For instance, in one recent show, a decedent of a tribal US Indian waxed eloquent about the wonderful sharpness of the flint knives his ancestors created. He did acknowledge that they traded for the steel of the invading settlers because steel was more durable. What that recognized was that the settlers were able to use a material where they could find a balance between brittleness, which makes for sharpness, and durability. Instead of just chipping an edge off flint, the settlers used natural materials with complicated processes and knowledge to create tools that were tailored to their needs. It seems that some think we should adapt to nature as it is rather than learn how to adapt nature to our needs.

Who is better in touch with nature? The culture that has to find flint and chips it into disposable tools or the culture that understands the secrets behind a reddish rock such that they can create steel tools that can be recycled? Of these, which is glorified and which is impugned in many of the so-called academically oriented public education treatises?

The fundamental fact to deal with is that Christianity was the driving force behind Western Cultures.
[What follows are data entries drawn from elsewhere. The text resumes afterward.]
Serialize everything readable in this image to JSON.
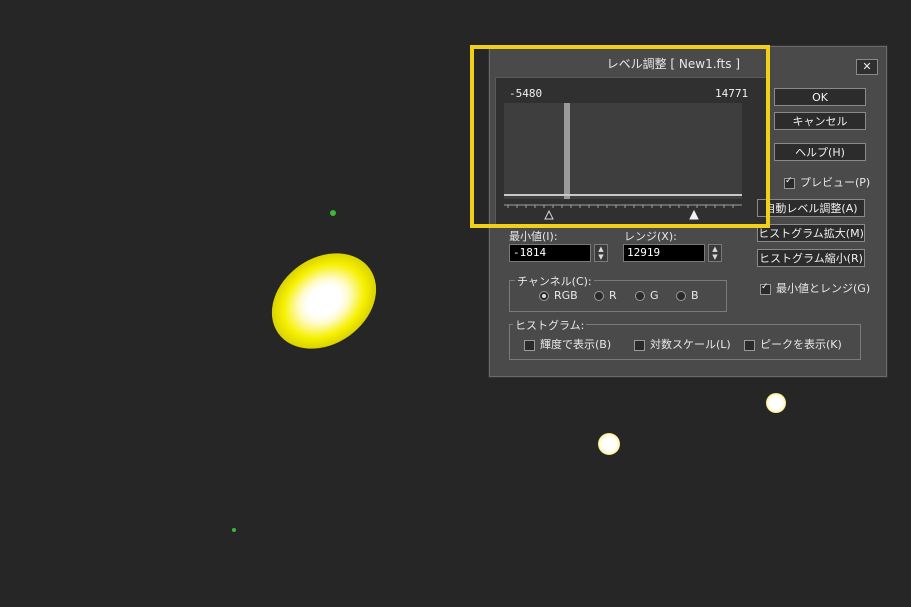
{
  "dialog": {
    "title": "レベル調整 [ New1.fts ]",
    "close_label": "✕",
    "histogram_min_value": "-5480",
    "histogram_max_value": "14771",
    "buttons": {
      "ok": "OK",
      "cancel": "キャンセル",
      "help": "ヘルプ(H)",
      "auto_level": "自動レベル調整(A)",
      "hist_zoom_in": "ヒストグラム拡大(M)",
      "hist_zoom_out": "ヒストグラム縮小(R)"
    },
    "preview": {
      "label": "プレビュー(P)",
      "checked": true
    },
    "min_and_range": {
      "label": "最小値とレンジ(G)",
      "checked": true
    },
    "min_field": {
      "label": "最小値(I):",
      "value": "-1814"
    },
    "range_field": {
      "label": "レンジ(X):",
      "value": "12919"
    },
    "channel": {
      "label": "チャンネル(C):",
      "options": [
        "RGB",
        "R",
        "G",
        "B"
      ],
      "selected": "RGB"
    },
    "histogram_group": {
      "label": "ヒストグラム:",
      "options": [
        {
          "label": "輝度で表示(B)",
          "checked": false
        },
        {
          "label": "対数スケール(L)",
          "checked": false
        },
        {
          "label": "ピークを表示(K)",
          "checked": false
        }
      ]
    }
  },
  "colors": {
    "background": "#262626",
    "dialog": "#4a4a4a",
    "highlight": "#f2cf1a"
  }
}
Christianity not only provided values related to prurient pursuits but also towards charity, industriousness, honesty of inquiry and thought, and the worth of the individual. These values are not inherent in human nature and it is a life-long struggle to accommodate them. The fact is that the success of Western Cultures in eliminating slavery and otherwise fostering individual rights stands alone. Therein is the dissonance.

Many can now afford the luxury of the connections of fantasy to reality. They can be selective about what they learn from the past. They can then use that distorted reality to rationalize their own lapses from those values that irritate them but that they know must have worth. One result is the ‘acting out’ of a delusion on stage and screen. The lack of interest in the broader community is an indicator that many do understand just what these presentations represent and are not yet willing to join in the delusion.

[update] Roger Simon describes this in Hollywood’s Phony (Anti)War – The Sequel.

In fact, they are close to the biggest no-nos of all for them in their daily lives. Who is worse than a sexist pig? Only a violent, murderous sexist pig who wants to take over the world. It then becomes a complex balancing act indeed to make a movie that ignores or downplays this in order to criticize the US as the larger villain. No one has been able to come close to pulling off this balancing act in a film. In fact, it may well be impossible because it is fundamentally dishonest.

fundamentally dishonest – conflicted – dissonance – in need of intellectual integrity. The path is not often clear nor easily seen.